We understand these objections; until recently, we shared them, and dismissed court packing as institutionally corrosive and politically unserious. But no longer. The current battle over the Supreme Court changes the calculus; if Barrett is confirmed and Trump loses the election, adhering to norms and accepting the status quo on January 20 poses a greater harm than expanding the Court would. We have now come to believe, more in sorrow than in anger, that adding justices may be the only way to restore the institutional legitimacy of the Court.

The constitutionality of court packing has never been in doubt. While the Constitution says that “the judicial Power of the United States, shall be vested in one supreme Court,” it doesn’t provide for the number of justices, which is set by Congress. For more than a century and a half, the legislature has refrained from exercising its statutory power to expand the size of the Supreme Court, which has been fixed at nine since 1869. It’s come close at times—most famously under Franklin D. Roosevelt—but the party in power has ultimately always rejected the potential short-term political gain of adding seats to the Court as coming at too high a cost to its long-term institutional credibility. The addition of justices by a partisan majority of Congress risks creating the perception that the Court is a political body, and that judges are mere functionaries of the party of the president who appointed them—a perception corrosive to public faith in the rule of law.

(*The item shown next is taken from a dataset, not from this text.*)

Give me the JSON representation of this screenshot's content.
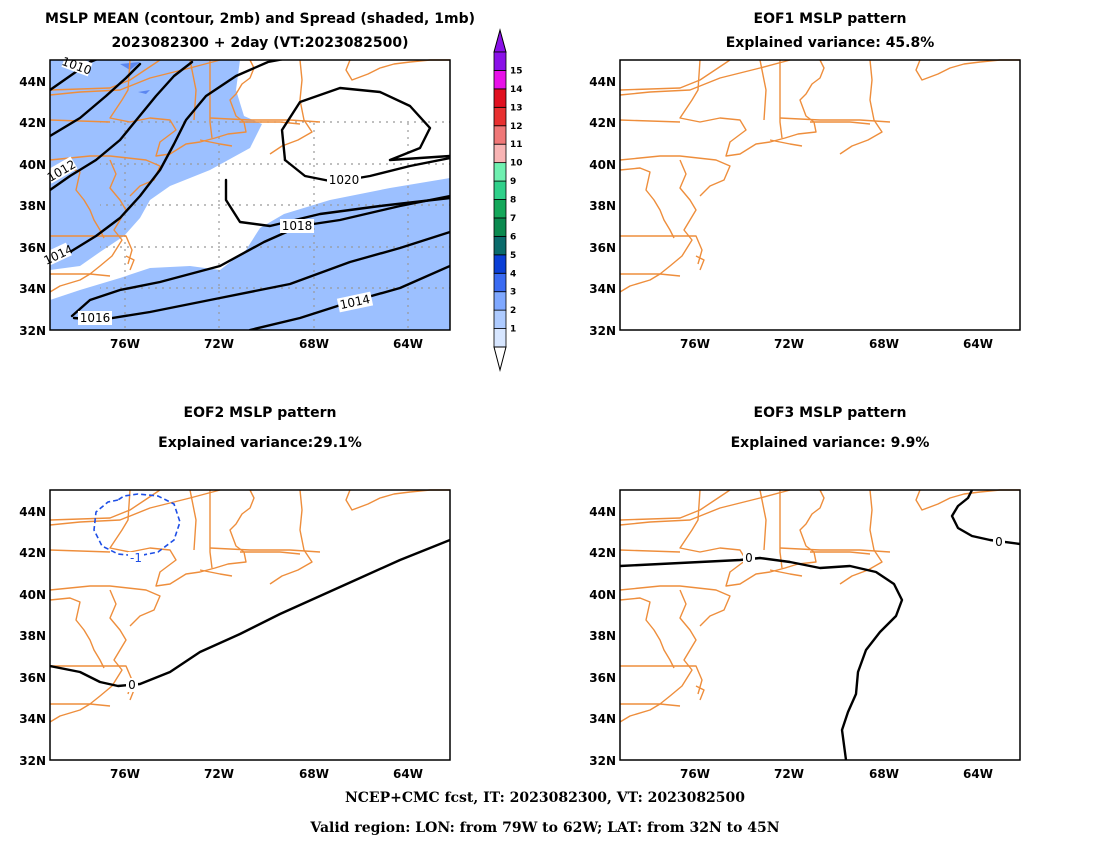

The Supreme Court has always posed what the constitutional scholar Alexander Bickel famously called the “countermajoritarian difficulty”: It exists within a democracy, yet consists of unaccountable justices with the power to overrule actions taken by elected representatives. But recently, the Court has come to more closely represent the interests of a powerful minority. Justices are confirmed by a Senate in which rural, predominantly white states are overrepresented; the Electoral College amplifies the same effect in producing presidents who win elections despite losing the popular vote. And Republican-appointed justices have been able to perpetuate conservative control over the Court despite periods of Democratic control of the White House and Senate by timing voluntary retirements to effectively bequeath seats to their political party.

But none of this necessarily meant that the number of justices on the Court should be increased—until now. The constitutional system has always been full of contradictions, after all, and, idiosyncratic as it is, it has been more or less functional as the basis for a common agreement on how things should work. Today, though, a president who resoundingly lost the popular vote has filled two seats on the Supreme Court. He has since been impeached. If Barrett is confirmed and Trump goes on to lose the election—or if Trump loses the election and Barrett is confirmed after the vote but before he leaves office—the Senate will push that common agreement, already strained, beyond its breaking point.